I moved to London in my mid-twenties and settled in Camden Town. In the evenings I made “ostrobogulous” toys, a term my mother used to mean ‘harmlessly mischievous’, and sold them in Heal’s on Tottenham Court Road. Heal’s said this was its first ever toy department, but it was just my stand – though it was very successful!

‘There must be hundreds of thousands of toys here’

Throughout that time I was a member of the British Toy Makers Guild. I became horrified by how dismissive buyers and collectors were to makers, myself included. So I decided to open a little shop. I wanted to communicate with craftsmen and be constructive about their work – even when I didn’t like it!

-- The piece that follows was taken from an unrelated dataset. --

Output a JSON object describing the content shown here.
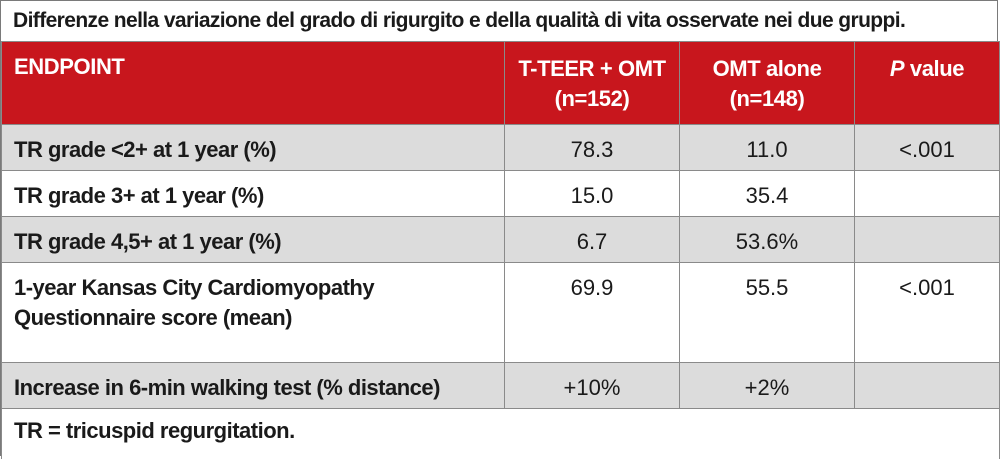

I started with a shop on Inverness Street in Camden Town. In the late ’70s, I moved to Mansfield Road in Gospel Oak, in a shop two doors down from where I am now. I bought my current shop in 1986 with the help of friends, and I’ve been here ever since.

Over the years, the shop has evolved into a grotto. There must be hundreds of thousands of toys here – below what’s on display, there are drawers and drawers full of them. We give people a lot of choice, although we don’t stock trends or fads: a remote helicopter is the most gimmicky thing we have. Things are priced by cost, unless we really love it and don’t want to let it go.

‘I’m astonished by how much people enjoy coming in’

The shop isn’t marked properly from the outside because it takes the right sort of person to be curious enough to know what’s going on. The window display virtually hasn’t changed since we moved here. It didn’t even change when we had to replace the glass.

I’ve always bought more than I’ve sold, and I only buy what I like – usually from about three or four British toy makers – including rare wooden things made in this country. In England, one has to incorporate beauty into a toy for it to be successful.

Even with all the shifts around how people buy toys, and with Amazon changing everything, I’m astonished by how much people enjoy coming in. We have lots of regulars, especially in the doll’s house world – many of whom got into it because of their children. That’s the best bit: seeing the look on people’s faces when they walk in. And I don’t only mean the children, but the adults too.

Kristin Baybars' shop is at 7 Mansfield Rd. Her life and work is the subject of the film ‘A Pathway of Crumbs’.